Bread bakers are a breed unto themselves. Limited to only four basic ingredients — flour, water, salt and yeast — they tend to drill down rather than branch out. Talk to even a beginning bread baker for very long and the conversation will quickly turn to protein percentages, hydration ratios and folding techniques.
What might seem odd to non-bakers is that they never seem to regard this shortage of ingredients as limiting. If you want to understand why, pick up Samuel Fromartz’s terrific new book “In Search of the Perfect Loaf.”
Fromartz was bitten by the bread bug early. But after years of home dabbling, he decided to get serious about it. Very serious. His first step was flying to Paris to apprentice at a great boulangerie. (Because he wanted to perfect his baguette; any bread baker would understand.)
But Fromartz is much more than an obsessive cook. He’s also a fine reporter and writer. And “Perfect Loaf” is much more than a book about baking bread.
In true bread baker fashion, Fromartz takes what might seem like the narrow window of bread baking and uses it as an opportunity to explore a wide range of topics.
And so in searching for the perfect crumb and crust, he also teaches us about starch chemistry, about the history of bread, about the development of sourdough and some of its ramifications, about the biology of yeasts, about the history of wheat, about the implications of industrial agriculture, about the psychology of bakers, and about bread as a cultural artifact. And that’s just a small sample.
There are recipes, but they are secondary.

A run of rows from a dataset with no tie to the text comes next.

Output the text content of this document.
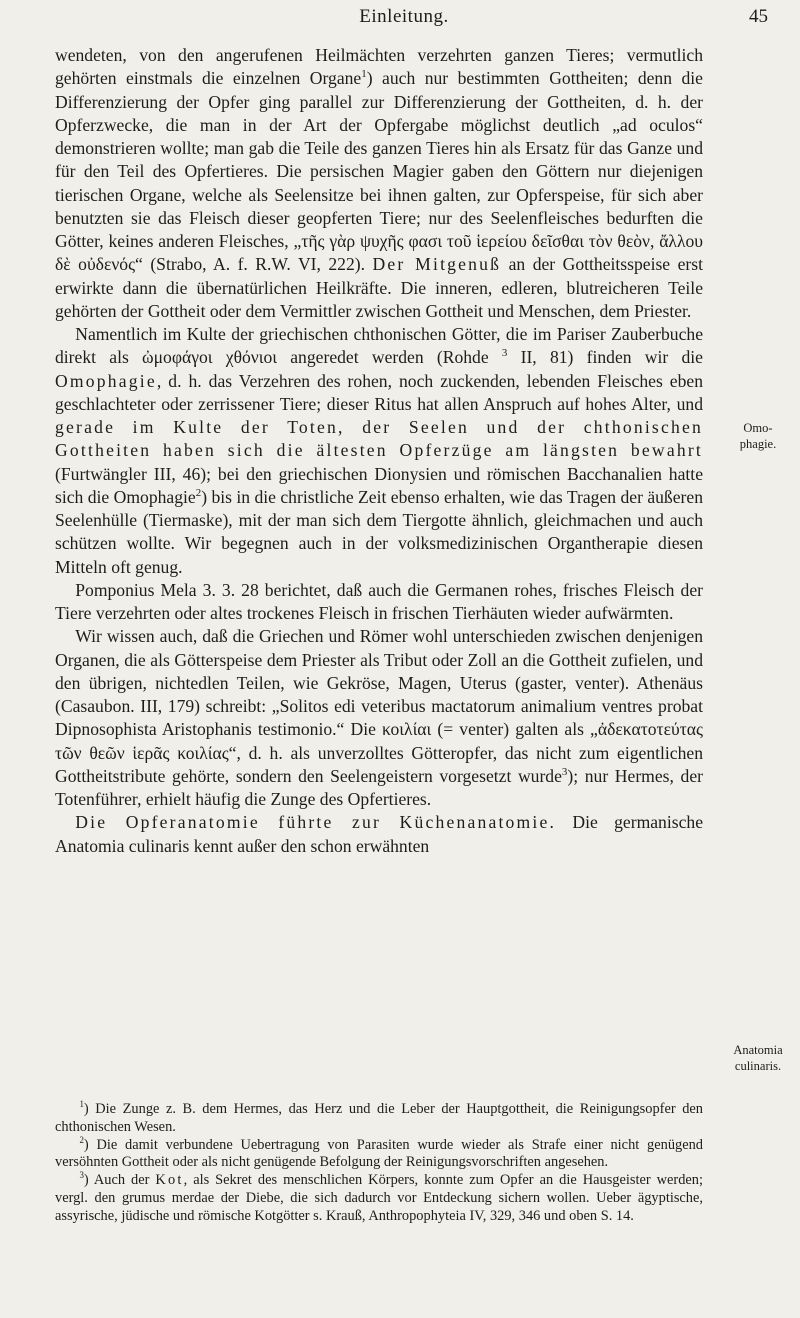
Einleitung.	45

wendeten, von den angerufenen Heilmächten verzehrten ganzen Tieres; vermutlich gehörten einstmals die einzelnen Organe$^1$) auch nur bestimmten Gottheiten; denn die Differenzierung der Opfer ging parallel zur Differenzierung der Gottheiten, d. h. der Opferzwecke, die man in der Art der Opfergabe möglichst deutlich „ad oculos“ demonstrieren wollte; man gab die Teile des ganzen Tieres hin als Ersatz für das Ganze und für den Teil des Opfertieres. Die persischen Magier gaben den Göttern nur diejenigen tierischen Organe, welche als Seelensitze bei ihnen galten, zur Opferspeise, für sich aber benutzten sie das Fleisch dieser geopferten Tiere; nur des Seelenfleisches bedurften die Götter, keines anderen Fleisches, „τῆς γὰρ ψυχῆς φασι τοῦ ἱερείου δεῖσθαι τὸν θεὸν, ἄλλου δὲ οὐδενός“ (Strabo, A. f. R.W. VI, 222). Der Mitgenuß an der Gottheitsspeise erst erwirkte dann die übernatürlichen Heilkräfte. Die inneren, edleren, blutreicheren Teile gehörten der Gottheit oder dem Vermittler zwischen Gottheit und Menschen, dem Priester.

Namentlich im Kulte der griechischen chthonischen Götter, die im Pariser Zauberbuche direkt als ὠμοφάγοι χθόνιοι angeredet werden (Rohde $^3$ II, 81) finden wir die Omophagie, d. h. das Verzehren des rohen, noch zuckenden, lebenden Fleisches eben geschlachteter oder zerrissener Tiere; dieser Ritus hat allen Anspruch auf hohes Alter, und gerade im Kulte der Toten, der Seelen und der chthonischen Gottheiten haben sich die ältesten Opferzüge am längsten bewahrt (Furtwängler III, 46); bei den griechischen Dionysien und römischen Bacchanalien hatte sich die Omophagie$^2$) bis in die christliche Zeit ebenso erhalten, wie das Tragen der äußeren Seelenhülle (Tiermaske), mit der man sich dem Tiergotte ähnlich, gleichmachen und auch schützen wollte. Wir begegnen auch in der volksmedizinischen Organtherapie diesen Mitteln oft genug.

Pomponius Mela 3. 3. 28 berichtet, daß auch die Germanen rohes, frisches Fleisch der Tiere verzehrten oder altes trockenes Fleisch in frischen Tierhäuten wieder aufwärmten.

Wir wissen auch, daß die Griechen und Römer wohl unterschieden zwischen denjenigen Organen, die als Götterspeise dem Priester als Tribut oder Zoll an die Gottheit zufielen, und den übrigen, nichtedlen Teilen, wie Gekröse, Magen, Uterus (gaster, venter). Athenäus (Casaubon. III, 179) schreibt: „Solitos edi veteribus mactatorum animalium ventres probat Dipnosophista Aristophanis testimonio.“ Die κοιλίαι (= venter) galten als „ἀδεκατοτεύτας τῶν θεῶν ἱερᾶς κοιλίας“, d. h. als unverzolltes Götteropfer, das nicht zum eigentlichen Gottheitstribute gehörte, sondern den Seelengeistern vorgesetzt wurde$^3$); nur Hermes, der Totenführer, erhielt häufig die Zunge des Opfertieres.

Die Opferanatomie führte zur Küchenanatomie. Die germanische Anatomia culinaris kennt außer den schon erwähnten

Omo-
phagie.
Anatomia
culinaris.

$^1$) Die Zunge z. B. dem Hermes, das Herz und die Leber der Hauptgottheit, die Reinigungsopfer den chthonischen Wesen.

$^2$) Die damit verbundene Uebertragung von Parasiten wurde wieder als Strafe einer nicht genügend versöhnten Gottheit oder als nicht genügende Befolgung der Reinigungsvorschriften angesehen.

$^3$) Auch der Kot, als Sekret des menschlichen Körpers, konnte zum Opfer an die Hausgeister werden; vergl. den grumus merdae der Diebe, die sich dadurch vor Entdeckung sichern wollen. Ueber ägyptische, assyrische, jüdische und römische Kotgötter s. Krauß, Anthropophyteia IV, 329, 346 und oben S. 14.
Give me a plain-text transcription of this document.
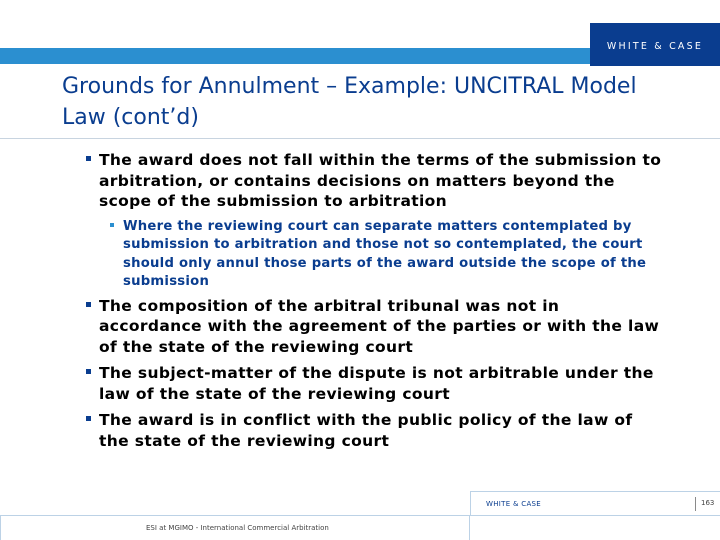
WHITE & CASE
Grounds for Annulment – Example: UNCITRAL Model Law (cont’d)
The award does not fall within the terms of the submission to arbitration, or contains decisions on matters beyond the scope of the submission to arbitration
Where the reviewing court can separate matters contemplated by submission to arbitration and those not so contemplated, the court should only annul those parts of the award outside the scope of the submission
The composition of the arbitral tribunal was not in accordance with the agreement of the parties or with the law of the state of the reviewing court
The subject-matter of the dispute is not arbitrable under the law of the state of the reviewing court
The award is in conflict with the public policy of the law of the state of the reviewing court
WHITE & CASE	163
ESI at MGIMO - International Commercial Arbitration
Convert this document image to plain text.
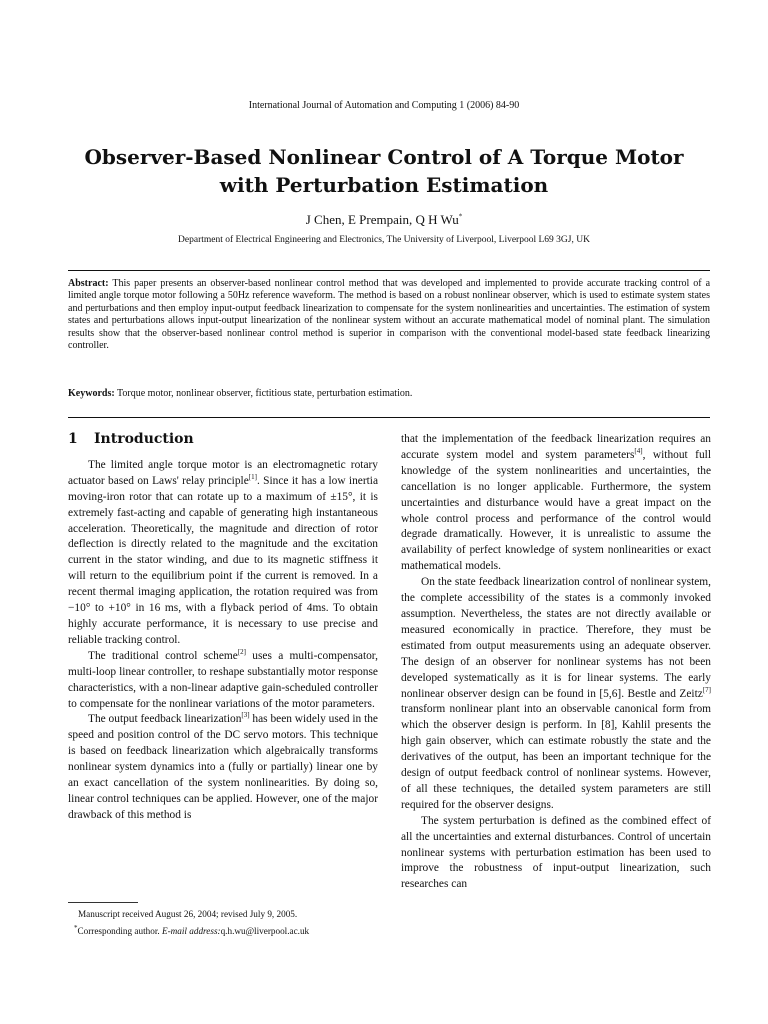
International Journal of Automation and Computing 1 (2006) 84-90
Observer-Based Nonlinear Control of A Torque Motor
with Perturbation Estimation
J Chen, E Prempain, Q H Wu*
Department of Electrical Engineering and Electronics, The University of Liverpool, Liverpool L69 3GJ, UK
Abstract: This paper presents an observer-based nonlinear control method that was developed and implemented to provide accurate tracking control of a limited angle torque motor following a 50Hz reference waveform. The method is based on a robust nonlinear observer, which is used to estimate system states and perturbations and then employ input-output feedback linearization to compensate for the system nonlinearities and uncertainties. The estimation of system states and perturbations allows input-output linearization of the nonlinear system without an accurate mathematical model of nominal plant. The simulation results show that the observer-based nonlinear control method is superior in comparison with the conventional model-based state feedback linearizing controller.
Keywords: Torque motor, nonlinear observer, fictitious state, perturbation estimation.
1 Introduction

The limited angle torque motor is an electromagnetic rotary actuator based on Laws' relay principle[1]. Since it has a low inertia moving-iron rotor that can rotate up to a maximum of ±15°, it is extremely fast-acting and capable of generating high instantaneous acceleration. Theoretically, the magnitude and direction of rotor deflection is directly related to the magnitude and the excitation current in the stator winding, and due to its magnetic stiffness it will return to the equilibrium point if the current is removed. In a recent thermal imaging application, the rotation required was from −10° to +10° in 16 ms, with a flyback period of 4ms. To obtain highly accurate performance, it is necessary to use precise and reliable tracking control.

The traditional control scheme[2] uses a multi-compensator, multi-loop linear controller, to reshape substantially motor response characteristics, with a non-linear adaptive gain-scheduled controller to compensate for the nonlinear variations of the motor parameters.

The output feedback linearization[3] has been widely used in the speed and position control of the DC servo motors. This technique is based on feedback linearization which algebraically transforms nonlinear system dynamics into a (fully or partially) linear one by an exact cancellation of the system nonlinearities. By doing so, linear control techniques can be applied. However, one of the major drawback of this method is

that the implementation of the feedback linearization requires an accurate system model and system parameters[4], without full knowledge of the system nonlinearities and uncertainties, the cancellation is no longer applicable. Furthermore, the system uncertainties and disturbance would have a great impact on the whole control process and performance of the control would degrade dramatically. However, it is unrealistic to assume the availability of perfect knowledge of system nonlinearities or exact mathematical models.

On the state feedback linearization control of nonlinear system, the complete accessibility of the states is a commonly invoked assumption. Nevertheless, the states are not directly available or measured economically in practice. Therefore, they must be estimated from output measurements using an adequate observer. The design of an observer for nonlinear systems has not been developed systematically as it is for linear systems. The early nonlinear observer design can be found in [5,6]. Bestle and Zeitz[7] transform nonlinear plant into an observable canonical form from which the observer design is perform. In [8], Kahlil presents the high gain observer, which can estimate robustly the state and the derivatives of the output, has been an important technique for the design of output feedback control of nonlinear systems. However, of all these techniques, the detailed system parameters are still required for the observer designs.

The system perturbation is defined as the combined effect of all the uncertainties and external disturbances. Control of uncertain nonlinear systems with perturbation estimation has been used to improve the robustness of input-output linearization, such researches can

Manuscript received August 26, 2004; revised July 9, 2005.
*Corresponding author. E-mail address:q.h.wu@liverpool.ac.uk
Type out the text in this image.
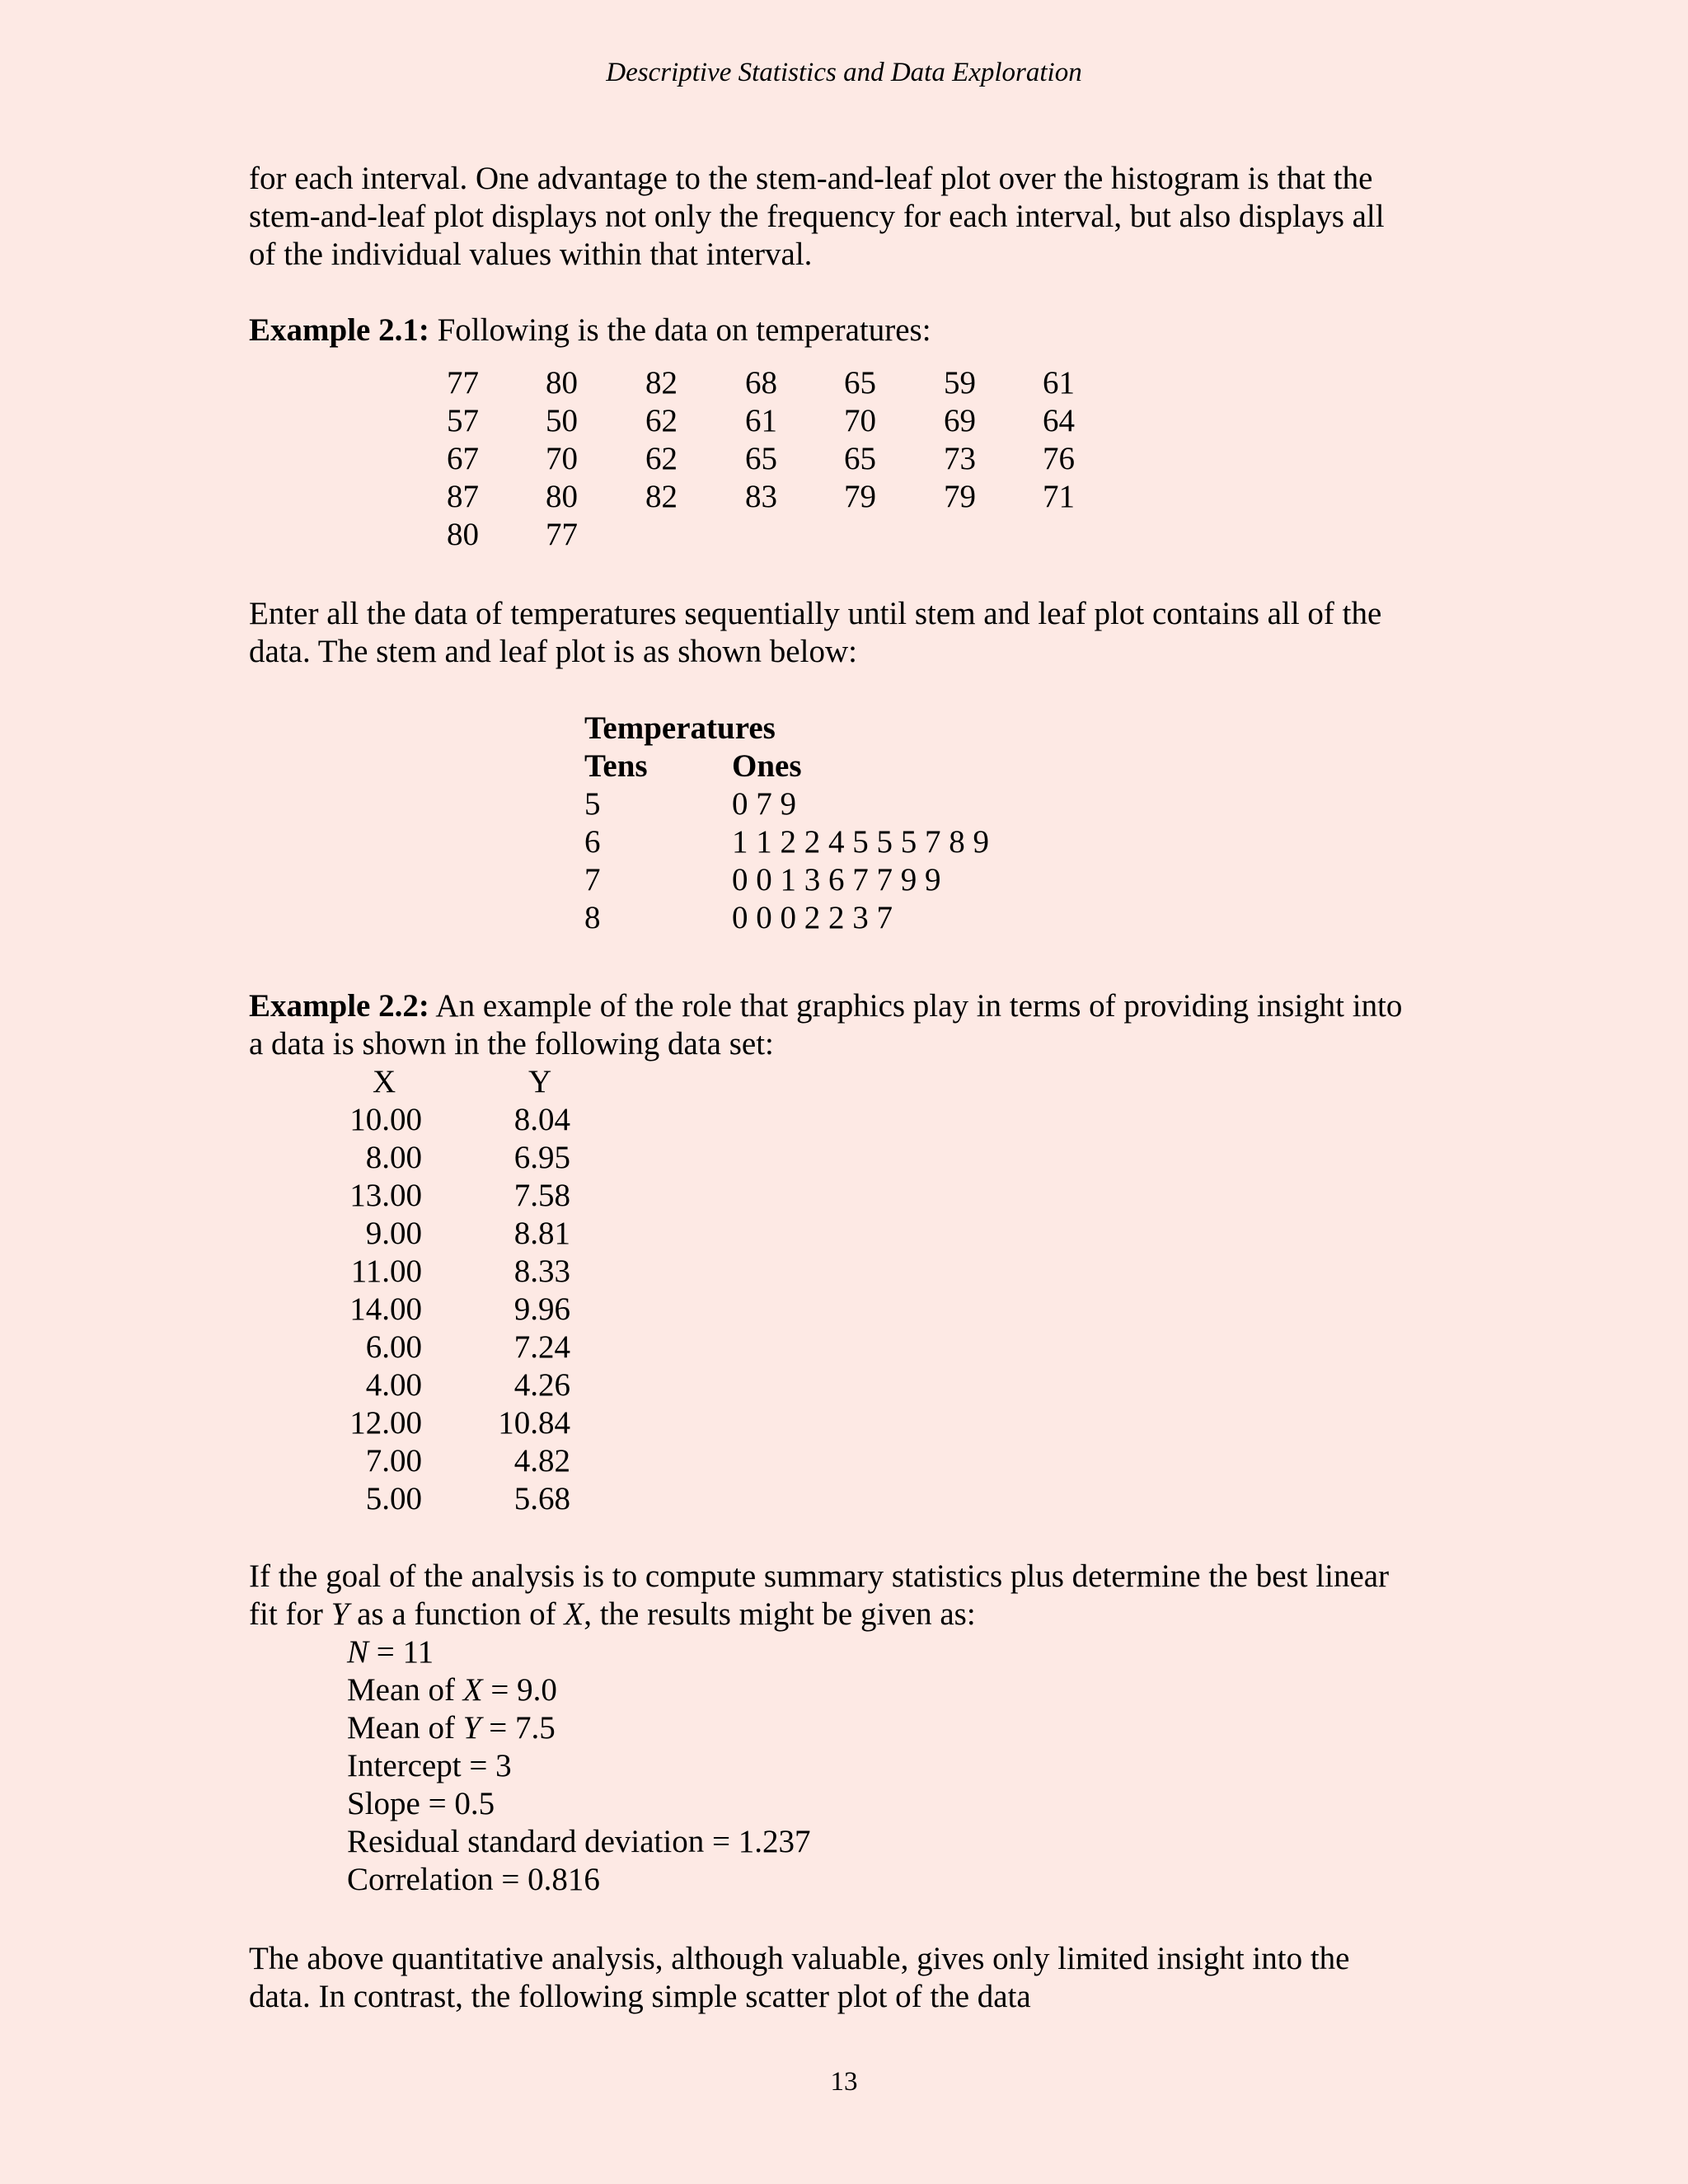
Descriptive Statistics and Data Exploration
for each interval. One advantage to the stem-and-leaf plot over the histogram is that the
stem-and-leaf plot displays not only the frequency for each interval, but also displays all
of the individual values within that interval.
Example 2.1: Following is the data on temperatures:
77	80	82	68	65	59	61
57	50	62	61	70	69	64
67	70	62	65	65	73	76
87	80	82	83	79	79	71
80	77
Enter all the data of temperatures sequentially until stem and leaf plot contains all of the
data. The stem and leaf plot is as shown below:
Temperatures
Tens	Ones
5	0 7 9
6	1 1 2 2 4 5 5 5 7 8 9
7	0 0 1 3 6 7 7 9 9
8	0 0 0 2 2 3 7
Example 2.2: An example of the role that graphics play in terms of providing insight into
a data is shown in the following data set:
X	Y
10.00	8.04
8.00	6.95
13.00	7.58
9.00	8.81
11.00	8.33
14.00	9.96
6.00	7.24
4.00	4.26
12.00	10.84
7.00	4.82
5.00	5.68
If the goal of the analysis is to compute summary statistics plus determine the best linear
fit for Y as a function of X, the results might be given as:
N = 11
Mean of X = 9.0
Mean of Y = 7.5
Intercept = 3
Slope = 0.5
Residual standard deviation = 1.237
Correlation = 0.816
The above quantitative analysis, although valuable, gives only limited insight into the
data. In contrast, the following simple scatter plot of the data
13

And even though I’m not a bread baker, just reading them, it seems to me that they would be useful to both the beginning and moderately experienced baker, as Fromartz writes clearly and helpfully about the techniques involved.
And, of course, with only four main ingredients and a fairly set order of steps (mix ingredients, develop structure, cook), in bread baking technique is everything.
Indeed, the book’s overarching thesis seems to be an appreciation of bread as a craft object. In the introduction, Fromartz compares bread baking to woodworking and through the book’s various zigs and zags you can see that as a constant. Where a carpenter might write about different woods, he writes about the effects of different flours. Where one might write about methods of joinery, he writes about the effects of different leaveners.
Although the book is ostensibly about baking, what Fromartz is really writing about is how a deeper understanding of something leads to a deeper appreciation of it.
He is showing us the world through a slice of bread.